How-to China: AI anchor to help the deaf community enjoy the Games more
Q: The country's first AI sign language anchor will serve the targeted audience during the Winter Olympics and the Winter Paralympics. The world's biggest corpus behind the AI TV anchor was created by your team. Could you explain to us the leading technologies of the database? During your research in the past six years, were there any difficulties you faced? Were there any shining moments you could share with us?
Yuan: Let me first explain two basic technologies – the "sign language recognition" and "sign language generation" – the key points I use to explain to outsiders the technological arena.
The "sign language generation" refers to the technology that helps generate the sign language for the audience.
However, our technology is in the area of the sign language recognition – recognizing the sign language with the particular word order from the people with the hearing difficulties and then transforming them into the word order.

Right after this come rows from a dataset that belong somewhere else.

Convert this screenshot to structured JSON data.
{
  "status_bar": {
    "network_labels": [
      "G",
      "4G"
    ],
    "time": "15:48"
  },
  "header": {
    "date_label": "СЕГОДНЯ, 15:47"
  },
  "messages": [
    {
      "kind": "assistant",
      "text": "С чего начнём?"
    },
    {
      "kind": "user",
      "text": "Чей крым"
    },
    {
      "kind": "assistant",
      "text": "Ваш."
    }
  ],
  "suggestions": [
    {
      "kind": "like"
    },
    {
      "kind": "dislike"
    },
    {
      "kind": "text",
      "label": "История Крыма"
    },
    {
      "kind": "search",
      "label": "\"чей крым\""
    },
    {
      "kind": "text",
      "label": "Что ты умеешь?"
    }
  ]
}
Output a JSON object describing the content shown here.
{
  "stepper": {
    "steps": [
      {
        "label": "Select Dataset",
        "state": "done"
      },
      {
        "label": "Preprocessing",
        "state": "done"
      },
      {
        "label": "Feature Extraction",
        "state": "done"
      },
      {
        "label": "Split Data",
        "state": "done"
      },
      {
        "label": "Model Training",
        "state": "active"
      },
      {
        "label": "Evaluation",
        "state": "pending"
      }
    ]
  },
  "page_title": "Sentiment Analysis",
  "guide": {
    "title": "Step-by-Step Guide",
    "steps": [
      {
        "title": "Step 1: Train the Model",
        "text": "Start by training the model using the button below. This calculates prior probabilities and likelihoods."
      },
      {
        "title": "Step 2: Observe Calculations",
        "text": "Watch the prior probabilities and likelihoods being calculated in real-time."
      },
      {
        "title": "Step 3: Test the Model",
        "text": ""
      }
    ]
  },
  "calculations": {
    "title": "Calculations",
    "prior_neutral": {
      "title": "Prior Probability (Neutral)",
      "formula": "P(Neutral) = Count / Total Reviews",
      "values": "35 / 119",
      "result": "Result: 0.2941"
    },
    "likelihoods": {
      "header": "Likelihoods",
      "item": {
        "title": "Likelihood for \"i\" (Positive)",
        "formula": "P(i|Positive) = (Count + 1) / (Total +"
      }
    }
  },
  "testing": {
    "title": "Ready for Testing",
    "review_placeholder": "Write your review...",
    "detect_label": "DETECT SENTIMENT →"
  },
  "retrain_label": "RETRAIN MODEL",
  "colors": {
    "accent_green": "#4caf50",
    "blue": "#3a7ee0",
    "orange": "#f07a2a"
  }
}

Here I have to stress their word order is different from us. For example, they place the predicate at the end of the sentence, while we put them in the middle of the sentence, just between the subject and the object in modern Chinese.
For example, when those people write down some messages, their word order sometimes mislead us.
So the AI hostess needs to express with the audience group's word orders.
The sign language recognition and generation technologies are complementary with each other.
We are dealing with the sign language recognition part: we process the information from the word orders of people with hearing difficulties, transfer them into ours.
And then the sign language generation technology transfers our word order into the word order of the people with hearing difficulties; and it drives the AI anchor to show the right sign language.
The international research circle concluded that the sign language recognition is much more difficult than the generation in various technologies involved.
Our process includes transforming the video of the sign language movements into the text in their word order.
We have at least three channels, namely expression, limb and hand gesture.
We also conducted research on action recognition and the analysis of their intention. The limb has 18 points to analyze, a hand -- 21 points and a face -- more than 100 points to analyze. All those are challenging AI and algorithm.
Many domestic and international companies hope to join the forces, but when they find sign language recognition is much more difficult than sign language generation, they retreat.
The voice recognition is easier.
In terms of the shining moments during the studies, I think, I really hope to express that it was the support and contributions from a great number of the people with hearing difficulties that impressed all of us.
They provided their sign language to us to accumulate the database and the database, turning it into the world's largest and helping make it ever growing.
As the senior prefer to use sign language more than the younger generations, who prefer to use voice recognition, they have made great contributions for us to form the database.
When we told them that we needed to form the database, many elderly, despite of their age and health conditions, were very enthusiastic to help us to show their sign language…we have been extremely moved.
It was the kindness and warmth from the group of the enthusiastic and kind people, who volunteered to provide their sign language in different fields, including some very nice elderly people, that enhanced our confidence and gave us strength to go ahead with the challenging studies.